Said rebellion plays out across a netherworld of floating islands (think: Toejam and Earl) that represent the changing seasons. It's a distinctly poetic metaphor for this march through the afterlife, and it lends itself to a gaming convention that'll instantly be familiar to most players: the "water stage", "ice stage", et al. Cultural features intertwine adroitly with themes of ghostliness to embellish the core strategy mechanics in Skulls of the Shogun. Rice paddies and temples can be “haunted” to procure resources and units respectively. A cast of colorful samurai, a few mischievous gods, and a creepy, voluptuous muse all await along the path towards sweet, sweet revenge.
War, betrayal, death, and eternity...it would all be a bit heavy, were it not for Skulls of the Shogun’s playful humor and cartoon-goth art style. Between the two, they put a comedic spin on what are traditionally considered to be a pretty dour setting and subject matter. A lot of humor is mined from gaming tropes and samurai lifestyle; a personal favorite is a late-game battalion that speaks entirely in incomprehensible haiku. Unsurprisingly, the fourth wall remains standing about as long it takes to start the first level and meet your troops. Each battle, Akamoto and his opponent-du-jour field a varied host of skeleton infantry, cavalry, archers, and monks, all rendered with oversized heads and stubby little feet. When struck by an attack they emit high-pitched squeals of surprise as their bodies explode, leaving feckless (but still rather talkative!) skulls.

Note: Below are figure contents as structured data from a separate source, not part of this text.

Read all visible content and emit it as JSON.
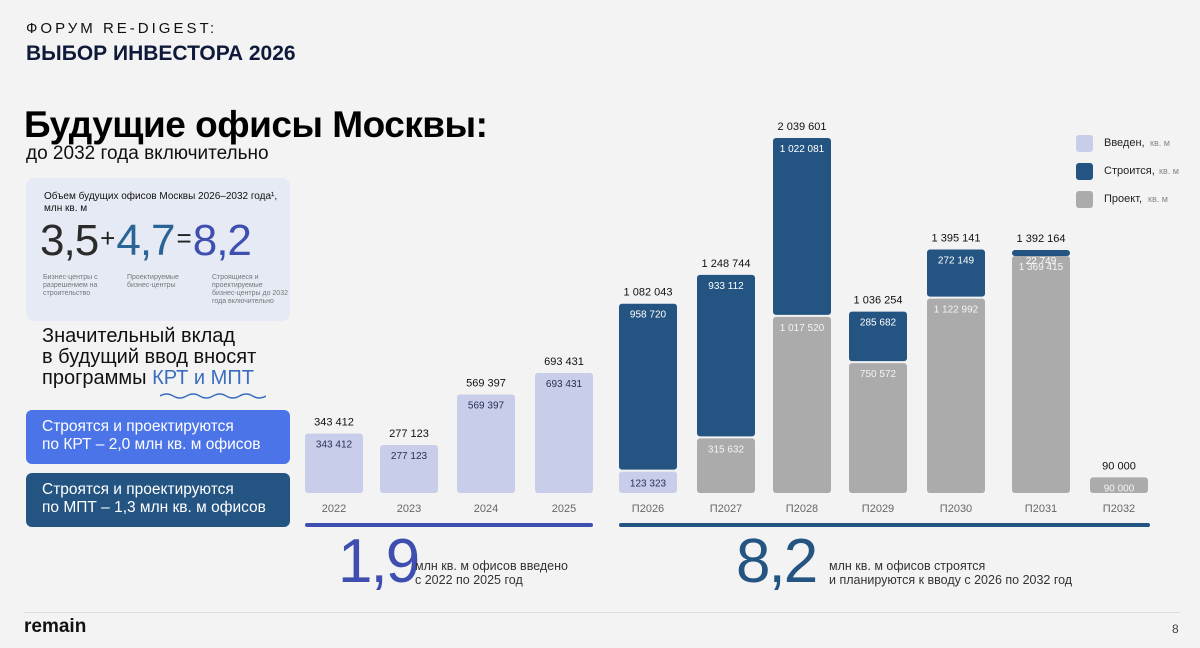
{
  "header": {
    "forum": "ФОРУМ RE-DIGEST:",
    "subtitle": "ВЫБОР ИНВЕСТОРА 2026"
  },
  "title": {
    "main": "Будущие офисы Москвы:",
    "sub": "до 2032 года включительно"
  },
  "volume_card": {
    "title": "Объем будущих офисов Москвы 2026–2032 года¹,",
    "unit": "млн кв. м",
    "n1": "3,5",
    "op1": "+",
    "n2": "4,7",
    "op2": "=",
    "n3": "8,2",
    "cap1": "Бизнес-центры с разрешением на строительство",
    "cap2": "Проектируемые бизнес-центры",
    "cap3": "Строящиеся и проектируемые бизнес-центры до 2032 года включительно"
  },
  "contribution": {
    "line1": "Значительный вклад",
    "line2": "в будущий ввод вносят",
    "line3_prefix": "программы ",
    "line3_hl": "КРТ и МПТ"
  },
  "pills": {
    "krt_line1": "Строятся и проектируются",
    "krt_line2": "по КРТ – 2,0 млн кв. м офисов",
    "mpt_line1": "Строятся и проектируются",
    "mpt_line2": "по МПТ – 1,3 млн кв. м офисов"
  },
  "legend": [
    {
      "label": "Введен,",
      "unit": "кв. м",
      "color": "#c8cdea"
    },
    {
      "label": "Строится,",
      "unit": "кв. м",
      "color": "#245481"
    },
    {
      "label": "Проект,",
      "unit": "кв. м",
      "color": "#ababab"
    }
  ],
  "summary": {
    "left_big": "1,9",
    "left_text1": "млн кв. м офисов введено",
    "left_text2": "с 2022 по 2025 год",
    "right_big": "8,2",
    "right_text1": "млн кв. м офисов строятся",
    "right_text2": "и планируются к вводу с 2026 по 2032 год"
  },
  "footer": {
    "logo": "remain",
    "page": "8"
  },
  "chart_data": {
    "type": "bar",
    "stacked": true,
    "categories": [
      "2022",
      "2023",
      "2024",
      "2025",
      "П2026",
      "П2027",
      "П2028",
      "П2029",
      "П2030",
      "П2031",
      "П2032"
    ],
    "series": [
      {
        "name": "Введен",
        "color": "#c8cdea",
        "values": [
          343412,
          277123,
          569397,
          693431,
          123323,
          0,
          0,
          0,
          0,
          0,
          0
        ],
        "labels": [
          "343 412",
          "277 123",
          "569 397",
          "693 431",
          "123 323",
          "",
          "",
          "",
          "",
          "",
          ""
        ]
      },
      {
        "name": "Проект",
        "color": "#ababab",
        "values": [
          0,
          0,
          0,
          0,
          0,
          315632,
          1017520,
          750572,
          1122992,
          1369415,
          90000
        ],
        "labels": [
          "",
          "",
          "",
          "",
          "",
          "315 632",
          "1 017 520",
          "750 572",
          "1 122 992",
          "1 369 415",
          "90 000"
        ]
      },
      {
        "name": "Строится",
        "color": "#245481",
        "values": [
          0,
          0,
          0,
          0,
          958720,
          933112,
          1022081,
          285682,
          272149,
          22749,
          0
        ],
        "labels": [
          "",
          "",
          "",
          "",
          "958 720",
          "933 112",
          "1 022 081",
          "285 682",
          "272 149",
          "22 749",
          ""
        ]
      }
    ],
    "totals": [
      "343 412",
      "277 123",
      "569 397",
      "693 431",
      "1 082 043",
      "1 248 744",
      "2 039 601",
      "1 036 254",
      "1 395 141",
      "1 392 164",
      "90 000"
    ],
    "ylim": [
      0,
      2039601
    ],
    "legend_position": "top-right",
    "grid": false
  }
}
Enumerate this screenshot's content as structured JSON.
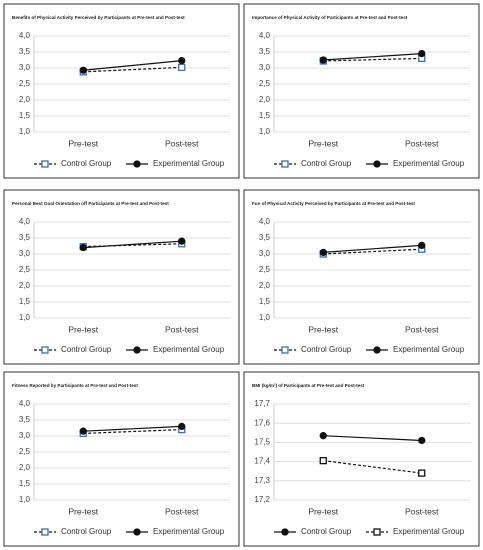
{
  "chart_data": [
    {
      "type": "line",
      "title": "Benefits of Physical Activity Perceived by Participants at Pre-test and Post-test",
      "categories": [
        "Pre-test",
        "Post-test"
      ],
      "series": [
        {
          "name": "Control Group",
          "color": "#3a6fb0",
          "line": "dashed",
          "marker": "square",
          "marker_fill": "#ffffff",
          "values": [
            2.88,
            3.02
          ]
        },
        {
          "name": "Experimental Group",
          "color": "#111111",
          "line": "solid",
          "marker": "circle",
          "marker_fill": "#111111",
          "values": [
            2.93,
            3.23
          ]
        }
      ],
      "ylim": [
        1,
        4
      ],
      "yticks": [
        {
          "value": 1,
          "label": "1,0"
        },
        {
          "value": 1.5,
          "label": "1,5"
        },
        {
          "value": 2,
          "label": "2,0"
        },
        {
          "value": 2.5,
          "label": "2,5"
        },
        {
          "value": 3,
          "label": "3,0"
        },
        {
          "value": 3.5,
          "label": "3,5"
        },
        {
          "value": 4,
          "label": "4,0"
        }
      ],
      "grid": true
    },
    {
      "type": "line",
      "title": "Importance of Physical Activity of Participants at Pre-test and Post-test",
      "categories": [
        "Pre-test",
        "Post-test"
      ],
      "series": [
        {
          "name": "Control Group",
          "color": "#3a6fb0",
          "line": "dashed",
          "marker": "square",
          "marker_fill": "#ffffff",
          "values": [
            3.22,
            3.3
          ]
        },
        {
          "name": "Experimental Group",
          "color": "#111111",
          "line": "solid",
          "marker": "circle",
          "marker_fill": "#111111",
          "values": [
            3.25,
            3.45
          ]
        }
      ],
      "ylim": [
        1,
        4
      ],
      "yticks": [
        {
          "value": 1,
          "label": "1,0"
        },
        {
          "value": 1.5,
          "label": "1,5"
        },
        {
          "value": 2,
          "label": "2,0"
        },
        {
          "value": 2.5,
          "label": "2,5"
        },
        {
          "value": 3,
          "label": "3,0"
        },
        {
          "value": 3.5,
          "label": "3,5"
        },
        {
          "value": 4,
          "label": "4,0"
        }
      ],
      "grid": true
    },
    {
      "type": "line",
      "title": "Personal Best Goal Orientation off Participants at Pre-test and Post-test",
      "categories": [
        "Pre-test",
        "Post-test"
      ],
      "series": [
        {
          "name": "Control Group",
          "color": "#3a6fb0",
          "line": "dashed",
          "marker": "square",
          "marker_fill": "#ffffff",
          "values": [
            3.23,
            3.32
          ]
        },
        {
          "name": "Experimental Group",
          "color": "#111111",
          "line": "solid",
          "marker": "circle",
          "marker_fill": "#111111",
          "values": [
            3.2,
            3.4
          ]
        }
      ],
      "ylim": [
        1,
        4
      ],
      "yticks": [
        {
          "value": 1,
          "label": "1,0"
        },
        {
          "value": 1.5,
          "label": "1,5"
        },
        {
          "value": 2,
          "label": "2,0"
        },
        {
          "value": 2.5,
          "label": "2,5"
        },
        {
          "value": 3,
          "label": "3,0"
        },
        {
          "value": 3.5,
          "label": "3,5"
        },
        {
          "value": 4,
          "label": "4,0"
        }
      ],
      "grid": true
    },
    {
      "type": "line",
      "title": "Fun of Physical Activity Perceived by Participants at Pre-test and Post-test",
      "categories": [
        "Pre-test",
        "Post-test"
      ],
      "series": [
        {
          "name": "Control Group",
          "color": "#3a6fb0",
          "line": "dashed",
          "marker": "square",
          "marker_fill": "#ffffff",
          "values": [
            3.0,
            3.15
          ]
        },
        {
          "name": "Experimental Group",
          "color": "#111111",
          "line": "solid",
          "marker": "circle",
          "marker_fill": "#111111",
          "values": [
            3.05,
            3.27
          ]
        }
      ],
      "ylim": [
        1,
        4
      ],
      "yticks": [
        {
          "value": 1,
          "label": "1,0"
        },
        {
          "value": 1.5,
          "label": "1,5"
        },
        {
          "value": 2,
          "label": "2,0"
        },
        {
          "value": 2.5,
          "label": "2,5"
        },
        {
          "value": 3,
          "label": "3,0"
        },
        {
          "value": 3.5,
          "label": "3,5"
        },
        {
          "value": 4,
          "label": "4,0"
        }
      ],
      "grid": true
    },
    {
      "type": "line",
      "title": "Fitness Reported by Participants at Pre-test and Post-test",
      "categories": [
        "Pre-test",
        "Post-test"
      ],
      "series": [
        {
          "name": "Control Group",
          "color": "#3a6fb0",
          "line": "dashed",
          "marker": "square",
          "marker_fill": "#ffffff",
          "values": [
            3.08,
            3.2
          ]
        },
        {
          "name": "Experimental Group",
          "color": "#111111",
          "line": "solid",
          "marker": "circle",
          "marker_fill": "#111111",
          "values": [
            3.15,
            3.3
          ]
        }
      ],
      "ylim": [
        1,
        4
      ],
      "yticks": [
        {
          "value": 1,
          "label": "1,0"
        },
        {
          "value": 1.5,
          "label": "1,5"
        },
        {
          "value": 2,
          "label": "2,0"
        },
        {
          "value": 2.5,
          "label": "2,5"
        },
        {
          "value": 3,
          "label": "3,0"
        },
        {
          "value": 3.5,
          "label": "3,5"
        },
        {
          "value": 4,
          "label": "4,0"
        }
      ],
      "grid": true
    },
    {
      "type": "line",
      "title": "BMI (kg/m²) of Participants at Pre-test and Post-test",
      "categories": [
        "Pre-test",
        "Post-test"
      ],
      "series": [
        {
          "name": "Control Group",
          "color": "#111111",
          "line": "solid",
          "marker": "circle",
          "marker_fill": "#111111",
          "values": [
            17.535,
            17.51
          ]
        },
        {
          "name": "Experimental Group",
          "color": "#111111",
          "line": "dashed",
          "marker": "square",
          "marker_fill": "#ffffff",
          "values": [
            17.405,
            17.34
          ]
        }
      ],
      "ylim": [
        17.2,
        17.7
      ],
      "yticks": [
        {
          "value": 17.2,
          "label": "17,2"
        },
        {
          "value": 17.3,
          "label": "17,3"
        },
        {
          "value": 17.4,
          "label": "17,4"
        },
        {
          "value": 17.5,
          "label": "17,5"
        },
        {
          "value": 17.6,
          "label": "17,6"
        },
        {
          "value": 17.7,
          "label": "17,7"
        }
      ],
      "grid": true
    }
  ]
}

Skulls do more than simply lend gravitas to the game’s title. An enemy’s can actually be consumed by slightly more lively warriors for a quick boost of health and some new abilities. Monks that feast on their foes' remains are granted new spells, and all units, upon consumption of their third skull, become demons that can act twice per round. It's a mechanic that's of deep consequence to the strategic underpinnings of Skulls of the Shogun - losing units empowers the enemy, compounding the damage inflicted when a soldier is felled. This, and a number of other simple, but beneficial design decisions help Skulls of the Shogun stand out from the crowd, while still maintaining the depth and balance that are genre pillars. Capable tacticians will find a bevy of tools that must be juggled and fought over to achieve victory.